Here is a list of the current Board of Directors:
The Board of Directors is responsible for making key decisions for the company, and it's clear that they have a diverse range of experience and expertise.
Independent Producers
China Resources Power has been making moves in the industry. Liu Xiusheng was appointed as an Executive Director.
The company has a strong presence with notable events.
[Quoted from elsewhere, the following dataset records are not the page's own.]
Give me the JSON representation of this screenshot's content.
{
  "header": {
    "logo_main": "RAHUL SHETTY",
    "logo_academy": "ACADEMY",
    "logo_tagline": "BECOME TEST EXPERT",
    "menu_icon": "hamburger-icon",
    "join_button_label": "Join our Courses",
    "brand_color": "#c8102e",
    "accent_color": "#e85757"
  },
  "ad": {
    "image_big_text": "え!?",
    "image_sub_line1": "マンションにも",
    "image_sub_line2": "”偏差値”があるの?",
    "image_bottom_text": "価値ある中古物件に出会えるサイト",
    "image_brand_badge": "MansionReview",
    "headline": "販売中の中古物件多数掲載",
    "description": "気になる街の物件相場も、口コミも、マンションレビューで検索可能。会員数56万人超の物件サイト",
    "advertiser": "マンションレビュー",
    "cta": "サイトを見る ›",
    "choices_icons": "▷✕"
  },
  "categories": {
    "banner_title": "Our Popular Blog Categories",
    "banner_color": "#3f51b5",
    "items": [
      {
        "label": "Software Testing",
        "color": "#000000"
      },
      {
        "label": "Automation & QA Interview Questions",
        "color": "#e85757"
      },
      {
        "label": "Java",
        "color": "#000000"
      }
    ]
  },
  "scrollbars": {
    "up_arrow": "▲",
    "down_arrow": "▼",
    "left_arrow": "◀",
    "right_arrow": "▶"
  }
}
China Resources Power's Output Jumps 9% in August.
Here are some key dates to remember:
- Sep. 12: Liu Xiusheng was appointed as an Executive Director.
- Sep. 10: China Resources Power's Output Jumps 9% in August.
Carbon Performance
China Resources Power's carbon footprint is a pressing concern, and understanding its Carbon Performance is crucial for making informed decisions.
The company's Carbon Performance is aligned with the Paris agreement benchmarks.
TPI has projected this company's Carbon Performance without making any further assumptions.
Temperature change is directly proportional to cumulative absolute CO2 emissions, according to climate science.
This means that the amount of CO2 emissions matters, not just the rate of emissions.
The company's carbon performance is a key indicator of its environmental impact.
How the Company Makes Money
China Resources Power Holdings Company Limited is a leading state-owned enterprise in the energy sector, generating revenue primarily through electricity generation and distribution.
The company operates a diversified portfolio of power plants across various regions in China, utilizing multiple energy sources, including coal, natural gas, and renewable energy.
In 2022, China Resources Power reported a total revenue of approximately RMB 106.25 billion.
Electricity sales contribute around 85% of the company's total revenue, amounting to approximately RMB 90 billion in 2022.
Heat supply is another significant segment, generating about RMB 10 billion in revenue, which has grown steadily due to increasing demand for residential and industrial heating.
Renewable energy projects, such as solar and wind projects, collectively brought in around RMB 6 billion in 2022.
Here are the company's main revenue streams:
- Electricity Sales: around 85% of total revenue
- Heat Supply: around RMB 10 billion
- Renewable Energy Projects: around RMB 6 billion
The company's operational efficiency is a key driver of its profitability, with a gross margin of 32% and an operating profit margin of 15% in 2022.